Tuesday, 24 December 2013

Trying to tell you a love story

I can't describe in language this feeling, 
no, this sense of being. 
Humor me and forgive me for trying.
I'm going to make up words and write a picture that perhaps only I can see
There is this completedness
An understanding of myself when you look into me, when you see me
I conquer my fear and I see you right back.
You give me the courage to make the long journey into myself...and back again. No fear of losing you in the process. 
Moving into you and still within my own rhythm.When we dance time and energy expand
And as our universe is created and challenged
By the very nature of our life force...
There is still equilibrium.
And there is time...with equal desire and distance that draws us in and sets us free. I've never been so ready to jump.
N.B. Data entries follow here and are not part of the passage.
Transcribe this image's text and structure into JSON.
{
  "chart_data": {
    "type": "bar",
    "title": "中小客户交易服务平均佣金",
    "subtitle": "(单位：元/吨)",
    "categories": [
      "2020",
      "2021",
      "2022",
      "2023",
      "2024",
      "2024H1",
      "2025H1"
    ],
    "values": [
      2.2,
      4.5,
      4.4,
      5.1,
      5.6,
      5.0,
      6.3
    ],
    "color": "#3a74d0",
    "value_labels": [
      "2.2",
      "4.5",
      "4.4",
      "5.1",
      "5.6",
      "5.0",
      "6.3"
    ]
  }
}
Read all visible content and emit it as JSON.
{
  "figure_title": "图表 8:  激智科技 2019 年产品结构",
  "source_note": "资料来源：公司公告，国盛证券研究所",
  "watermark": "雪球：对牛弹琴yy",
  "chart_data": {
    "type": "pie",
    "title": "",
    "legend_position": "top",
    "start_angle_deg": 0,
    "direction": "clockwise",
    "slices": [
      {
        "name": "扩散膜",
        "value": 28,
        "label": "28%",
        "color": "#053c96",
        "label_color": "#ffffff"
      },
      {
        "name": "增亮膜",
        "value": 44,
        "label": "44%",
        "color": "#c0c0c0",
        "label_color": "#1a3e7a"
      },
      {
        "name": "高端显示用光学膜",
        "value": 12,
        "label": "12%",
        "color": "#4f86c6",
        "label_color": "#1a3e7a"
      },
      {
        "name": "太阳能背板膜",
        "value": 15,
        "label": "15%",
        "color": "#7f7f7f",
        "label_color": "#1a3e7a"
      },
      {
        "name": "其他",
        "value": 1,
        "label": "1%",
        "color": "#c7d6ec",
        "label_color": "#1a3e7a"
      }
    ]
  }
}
So on the edge for you and yet so at ease. Its been a year of learning to trust my wings. 
There is only this commonplace phrase:
I love you
Words ...just simple words
But inside, this heart of mine is as torrential as a meteor show in August. 
No, it's like a volcano erupting
when I feel those words
...I guess I'm just hot for you ;)

Sunday, 15 December 2013

Wisdom and her cousins.

I asked for wisdom, and She made me wait. 
So I called upon Patience and she told me to be quiet.
And my noisy mind kept talking me out of a silent resolve...
So Spirit stepped in and said be still.
But my heart races too fast and I am always forging ahead...
So Wisdom, Patience and Spirit observed my hasty rebellion and offered nothing but Burnout as advice. 
And in the end...when strength fails, i cried out to God and Soul comes to minister to my weary heart. This is where I meet Spirit and practice stillness. 
In my stillness, I am finding the courage to wait..to trust.  And it's peaceful.
And in the peace of patience, my heart communes with God, and I am looking back at Wisdom's imprint on my Spirit.